The video still streams encrypted HD back to the real-time operations center, where a trained teleoperator who is also a certified critical incident manager controls the flight and feeds live intelligence to ground officers through their patrol car computers and department-issued phones. The pipeline works. It just doesn’t look like the vendor diagrams.
CVPD was also part of the FAA’s Integration Pilot Project (IPP) starting in 2018, selected as one of only 10 teams from hundreds of applicants nationwide. That selection is the reason the agency holds some of the most extensive BVLOS waivers in US law enforcement, which is what lets a single teleoperator fly over Chula Vista neighborhoods without needing a visual observer on every flight. Without those waivers, the 25,000-mission count would be a small fraction of itself.
Why CVPD Became the Template
A handful of departmental decisions made early on have turned out to be the difference between a DFR program that works and one that gets shelved within a year. CVPD published a Concept of Operations document, which sounds bureaucratic until you realize that every agency starting today is essentially copying it.
They built community transparency in from day one with a public data portal, which has muted (though not eliminated) privacy pushback. They embedded the program in real-time crime center operations rather than running it as a side experiment from a specialty unit. And they hired and retained leadership that treated DFR as core infrastructure, not a gadget.
That last point is now leaving its own footprint on the industry. Fritz Reber, the retired CVPD captain who developed the original DFR program, now leads Public Safety Integration at Skydio. The playbook he authored at CVPD, the Concept of Operations, the BVLOS safety case, the operational integration with the real-time crime center, has shaped how vendors across the entire DFR ecosystem think about scaling these programs.
The connection between the pioneer agency and the rest of the US public safety drone industry isn’t always about which aircraft are flying. It’s about which operational concepts spread, and Chula Vista’s concepts spread to everyone.
DroneXL’s Take
What this actually means: 25,000 missions is the number that ends the “is DFR real” debate, if there was still one. It’s not a pilot anymore. It’s not a demonstration. It’s not a vendor pitch deck. It’s eight years of one mid-sized California agency running drones on emergency calls every single day, and the data is sitting in a public portal anyone can read.
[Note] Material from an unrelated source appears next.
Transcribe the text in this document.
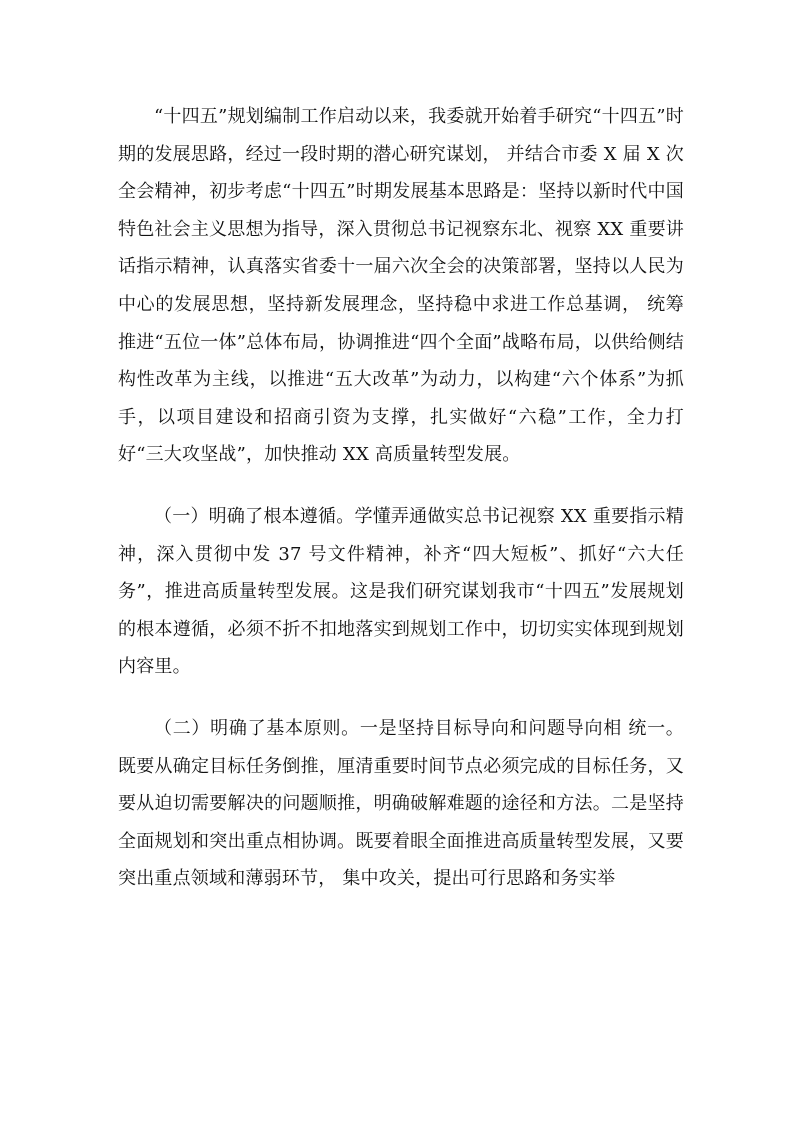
“十四五”规划编制工作启动以来，我委就开始着手研究“十四五”时期的发展思路，经过一段时期的潜心研究谋划， 并结合市委 X 届 X 次全会精神，初步考虑“十四五”时期发展基本思路是：坚持以新时代中国特色社会主义思想为指导，深入贯彻总书记视察东北、视察 XX 重要讲话指示精神，认真落实省委十一届六次全会的决策部署，坚持以人民为中心的发展思想，坚持新发展理念，坚持稳中求进工作总基调， 统筹推进“五位一体”总体布局，协调推进“四个全面”战略布局，以供给侧结构性改革为主线，以推进“五大改革”为动力，以构建“六个体系”为抓手，以项目建设和招商引资为支撑，扎实做好“六稳”工作，全力打好“三大攻坚战”，加快推动 XX 高质量转型发展。

（一）明确了根本遵循。学懂弄通做实总书记视察 XX 重要指示精神，深入贯彻中发 37 号文件精神，补齐“四大短板”、抓好“六大任务”，推进高质量转型发展。这是我们研究谋划我市“十四五”发展规划的根本遵循，必须不折不扣地落实到规划工作中，切切实实体现到规划内容里。

（二）明确了基本原则。一是坚持目标导向和问题导向相 统一。既要从确定目标任务倒推，厘清重要时间节点必须完成的目标任务，又要从迫切需要解决的问题顺推，明确破解难题的途径和方法。二是坚持全面规划和突出重点相协调。既要着眼全面推进高质量转型发展，又要突出重点领域和薄弱环节， 集中攻关，提出可行思路和务实举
The reason this matters for the broader drone industry is that CVPD is the case study every police chief in the country is being shown when their command staff pitches a new DFR program. When Fresno PD signed off on Skydio X10s and rooftop docks last March, the slides their command team reviewed almost certainly cited Chula Vista’s arrest-assist numbers, response times, and clear-without-ground-units percentage.
Same for Clovis, same for the dozens of departments standing up programs this year. The Chula Vista numbers are the gravitational center of the entire DFR conversation.
There’s still a legitimate debate about how far this expands and what guardrails should come with it. Aerial surveillance, even when it’s responding to specific 911 calls, raises real questions about retention, scope creep, and how the data gets shared. Those questions aren’t going away, and frankly they shouldn’t.
But the foundational question of whether the technology delivers measurable public safety value is no longer in dispute. 17,170 first-on-scene responses across one mid-sized city are a hard data point to argue with.
When something gets this routine, this measured, and this documented over eight years in one city, the conversation stops being about whether DFR works and starts being about how every other US city is going to deploy their version of it. That’s the headline behind the 25,000.